Multimedia processing components are one of today’s most dangerous attack surfaces in any operating system.
When it comes to managing multimedia files, all operating systems work the same. Any new multimedia file — image, audio, video — that reaches a device is automatically transferred to a local OS library that parses the file to know what it is and what to do with it next.
From an attacker’s perspective, bugs in multimedia processing components are the ideal attack surface, as they don’t need any user interaction before having the ability to run code on a remote device/OS.
All an attacker has to do is find a way to send a malformed multimedia file to a device, wait until the file is processed, and until the exploit code triggers.
In today’s interconnected world, exchanging images and videos is one of the most common user interactions. As such, hiding malicious code inside an image sent via SMS, email, or chat (IM) message is an easy way to attack targets without raising signs of alarm.
Due to all these reasons, vulnerabilities in multimedia processing components are currently one of the most sought-after security flaws, as they allow a silent, zero-click, no-user interaction intrusion vector.
Google’s Image I/O research
In a report published today, Project Zero, Google’s elite bug-hunting team, said they looked at one of Apple’s multimedia processing components, which is most likely to be an attractive attack surface for any threat actor needing a way to silently hack an Apple user.
More specifically, Project Zero researchers looked at Image I/O, a framework that’s built into all Apple operating systems and is tasked with parsing and working with image files.
The framework ships with iOS, macOS, tvOS, and watchOS, and most apps running on these operating systems rely on it to process image metadata.
Because of its central role all over the Apple app ecosystem, Image I/O is a dangerous attack surface that inherently enables a zero-click intrusion vector for any attacker, and needs to be as secure as possible against exploits.
Fuzzing Image I/O finds six bugs + eight more
The Project Zero team said they used a technique called “fuzzing” to test how Image I/O handled malformed image files.
The fuzzing process fed Image I/O unexpected input in order to detect abnormalities and potential entry points for future attacks in the framework’s code.
Researchers said they identified six vulnerabilities in Image I/O [1, 2, 3, 4, 5, 6], and another eight in OpenEXR, an open-source library for parsing EXR image files that ships as a third-party component with Image I/O.
Google said that neither of the bugs and the proof-of-concept code that they developed could be used to take over devices, but they didn’t look into the matter, as this wasn’t the purpose of their work.
“It is likely that, given enough effort (and exploit attempts granted due to automatically restarting services), some of the found vulnerabilities can be exploited for RCE [remote code execution] in a 0click attack scenario,” said Samuel Groß, a security researcher with the Project Zero team.
The research team said all the bugs are now fixed.
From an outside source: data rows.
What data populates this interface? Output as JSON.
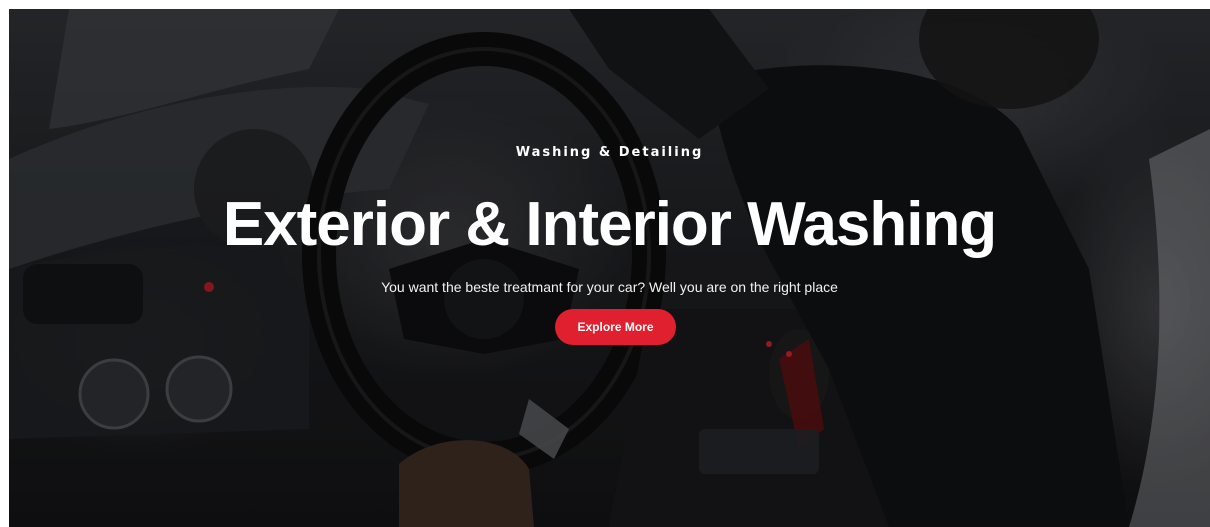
{
  "hero": {
    "eyebrow": "Washing & Detailing",
    "headline": "Exterior & Interior Washing",
    "subline": "You want the beste treatmant for your car? Well you are on the right place",
    "cta_label": "Explore More",
    "background_image": "car-interior-steering-wheel-photo"
  },
  "colors": {
    "accent": "#e0202f",
    "text": "#ffffff"
  }
}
The six Image I/O issues, received security updates in January and April, while the OpenEXR bugs were patched in v2.4.1.
More research needed into Apple’s zero-click attack surface
However, Groß says his team’s findings should merely be the beginning of more research into Image I/O and the rest of Apple’s image and multimedia processing components, all of which are an attractive click attack surface for developing potential zero-click attacks against Apple users and devices.
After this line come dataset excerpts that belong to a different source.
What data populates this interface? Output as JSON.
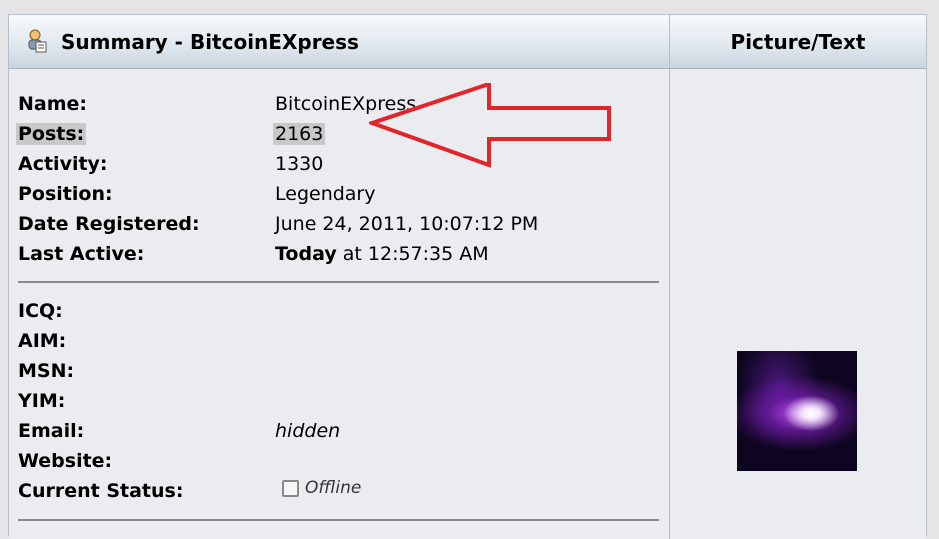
{
  "header": {
    "icon": "user-summary-icon",
    "title": "Summary - BitcoinEXpress",
    "right_title": "Picture/Text"
  },
  "profile": {
    "name_label": "Name:",
    "name_value": "BitcoinEXpress",
    "posts_label": "Posts:",
    "posts_value": "2163",
    "activity_label": "Activity:",
    "activity_value": "1330",
    "position_label": "Position:",
    "position_value": "Legendary",
    "registered_label": "Date Registered:",
    "registered_value": "June 24, 2011, 10:07:12 PM",
    "last_active_label": "Last Active:",
    "last_active_today": "Today",
    "last_active_rest": " at 12:57:35 AM"
  },
  "contact": {
    "icq_label": "ICQ:",
    "aim_label": "AIM:",
    "msn_label": "MSN:",
    "yim_label": "YIM:",
    "email_label": "Email:",
    "email_value": "hidden",
    "website_label": "Website:",
    "status_label": "Current Status:",
    "status_value": "Offline"
  },
  "colors": {
    "annotation_arrow": "#e0262b",
    "posts_highlight": "#c8c8c8"
  }
}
Groß says that the first step that Apple should take going forward is to continue his research on fuzzing the Image I/O code, since his work was most likely incomplete due to a lack of visibility and access to the framework’s source code.
“Thorough fuzzing, in any case, is always best performed by the maintainers with source code access,” Groß said.
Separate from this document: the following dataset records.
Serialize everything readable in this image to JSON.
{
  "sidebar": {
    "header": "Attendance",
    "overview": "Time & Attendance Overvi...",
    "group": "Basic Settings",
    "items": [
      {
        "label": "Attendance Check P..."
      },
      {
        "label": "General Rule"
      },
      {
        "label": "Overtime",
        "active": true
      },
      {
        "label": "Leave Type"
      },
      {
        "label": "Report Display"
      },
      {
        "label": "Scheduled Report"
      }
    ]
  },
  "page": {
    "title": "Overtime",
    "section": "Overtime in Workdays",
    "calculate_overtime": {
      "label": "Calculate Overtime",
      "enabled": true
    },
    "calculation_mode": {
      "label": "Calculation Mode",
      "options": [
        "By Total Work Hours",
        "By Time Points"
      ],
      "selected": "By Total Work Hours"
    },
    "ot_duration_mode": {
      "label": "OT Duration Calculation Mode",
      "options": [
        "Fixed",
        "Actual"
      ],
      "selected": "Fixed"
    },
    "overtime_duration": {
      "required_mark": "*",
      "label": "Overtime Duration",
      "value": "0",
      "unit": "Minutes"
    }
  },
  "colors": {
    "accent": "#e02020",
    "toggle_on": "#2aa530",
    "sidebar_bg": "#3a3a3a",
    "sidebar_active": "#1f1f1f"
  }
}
In the long term, more complex mitigation solutions can also be enforced. Groß says that the simplest is to give app developers the ability to restrict the type of image formats that can be processed through their apps via Image I/O, a security feature that would prevent exotic image file formats from delivering malicious code to Image I/O in the first place.
In the long run, Apple should also look into bolstering its other multimedia processing components, similar to how Google and Mozilla have done for Android and Firefox, respectively.
For example, after the discovery of the Stagefright vulnerability, Google split the MediaServer component into smaller libraries, protected by different access permissions, making full device compromises harder to achieve.
Similarly, when Mozilla began integrating Rust code inside Firefox, the first component it re-wrote in its security-first programming language was its multimedia processing stack, showing exactly how important the component was to Firefox’s entire security model.
With the number of spyware and surveillance software vendors increasing all over the world, many of these companies are now looking at easy ways of breaching Apple systems, and, for the time being, multimedia processing libraries offer the most obvious way in. However, this way in shouldn’t be easy.